Under the Organizational Structure category, HIMSS Principle 3.4 recommends continued support for the Office of the National Coordinator for Health IT to work collaboratively with the community of stakeholders to establish a prioritized health transformation roadmap and timeline that sets goals and priorities for healthcare improvement enabled through health IT. Also, HIMSS added that The National Coordinator should facilitate a "clearinghouse" that provides a simple, consolidated communications tool and comprehensive roadmap with supporting information on the many initiatives that impact the health IT community and the providers they serve.

Also under the Organizational Structure category, to ensure that eligibility requirements for meaningful use are clear and realistic, HIMSS Principle 3.7 recommends that the Department of Health and Human Services (HHS) publish criteria defining each new meaningful use stage at least 18 months before the beginning of the next stage.
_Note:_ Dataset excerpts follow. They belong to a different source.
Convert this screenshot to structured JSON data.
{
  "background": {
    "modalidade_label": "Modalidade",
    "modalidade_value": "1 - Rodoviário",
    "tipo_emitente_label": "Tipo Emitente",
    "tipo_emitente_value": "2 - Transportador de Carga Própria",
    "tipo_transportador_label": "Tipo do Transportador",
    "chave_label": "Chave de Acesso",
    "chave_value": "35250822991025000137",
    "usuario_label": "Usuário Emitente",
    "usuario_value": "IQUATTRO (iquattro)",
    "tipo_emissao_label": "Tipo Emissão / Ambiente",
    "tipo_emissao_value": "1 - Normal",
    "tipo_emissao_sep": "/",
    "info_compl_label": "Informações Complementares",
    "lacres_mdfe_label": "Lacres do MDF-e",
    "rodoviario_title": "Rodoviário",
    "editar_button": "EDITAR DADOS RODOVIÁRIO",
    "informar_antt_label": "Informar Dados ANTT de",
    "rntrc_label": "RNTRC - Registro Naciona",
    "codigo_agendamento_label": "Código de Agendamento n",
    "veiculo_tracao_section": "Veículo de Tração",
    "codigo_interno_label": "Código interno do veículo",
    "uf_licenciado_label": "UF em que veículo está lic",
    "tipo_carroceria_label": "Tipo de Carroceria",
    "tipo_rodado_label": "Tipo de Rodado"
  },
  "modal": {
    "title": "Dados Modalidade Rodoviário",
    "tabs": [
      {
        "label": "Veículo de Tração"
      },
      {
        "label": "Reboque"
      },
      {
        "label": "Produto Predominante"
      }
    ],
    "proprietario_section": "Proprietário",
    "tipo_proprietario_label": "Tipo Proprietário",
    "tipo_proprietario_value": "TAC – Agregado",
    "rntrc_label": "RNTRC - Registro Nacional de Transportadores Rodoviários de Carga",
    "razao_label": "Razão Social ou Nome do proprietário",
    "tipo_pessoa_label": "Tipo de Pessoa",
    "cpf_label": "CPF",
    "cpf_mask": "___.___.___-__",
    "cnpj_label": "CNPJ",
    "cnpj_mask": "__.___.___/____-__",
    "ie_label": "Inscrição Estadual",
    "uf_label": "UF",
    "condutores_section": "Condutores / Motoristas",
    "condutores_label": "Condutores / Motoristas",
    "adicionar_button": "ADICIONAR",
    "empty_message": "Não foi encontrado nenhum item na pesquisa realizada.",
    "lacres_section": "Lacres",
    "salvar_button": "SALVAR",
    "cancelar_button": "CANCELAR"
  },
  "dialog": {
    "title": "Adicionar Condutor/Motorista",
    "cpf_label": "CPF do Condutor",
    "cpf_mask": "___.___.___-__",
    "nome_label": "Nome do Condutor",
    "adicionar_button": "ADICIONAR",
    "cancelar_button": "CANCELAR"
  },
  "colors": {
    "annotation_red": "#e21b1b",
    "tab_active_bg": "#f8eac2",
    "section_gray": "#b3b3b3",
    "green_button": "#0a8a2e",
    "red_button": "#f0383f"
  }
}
Two other recommendations under the Organization Structure were the establishment of a grievance process for providers for meaningful use and the development of an open and transparent EHR certification criteria process.

Finally, under the Privacy and Security category, HIMSS Principle 5.15 recommends establishment of an informed patient identity solution. “Because the U.S. Congress has banned HHS from spending any resources to study a unique identifier (UI) solution, [we] recommend that Congress direct the Government Accountability Office to conduct a study of technology options,” HIMSS stated in the Call to Action.

“2011 is going to be a key year for HIMSS to work collaboratively with policymakers in a bipartisan fashion at the federal and state level to continue the momentum transforming healthcare using IT,” said David W. Roberts, HIMSS vice president for government relations.

The complete HIMSS Call to Action recommendations are available online.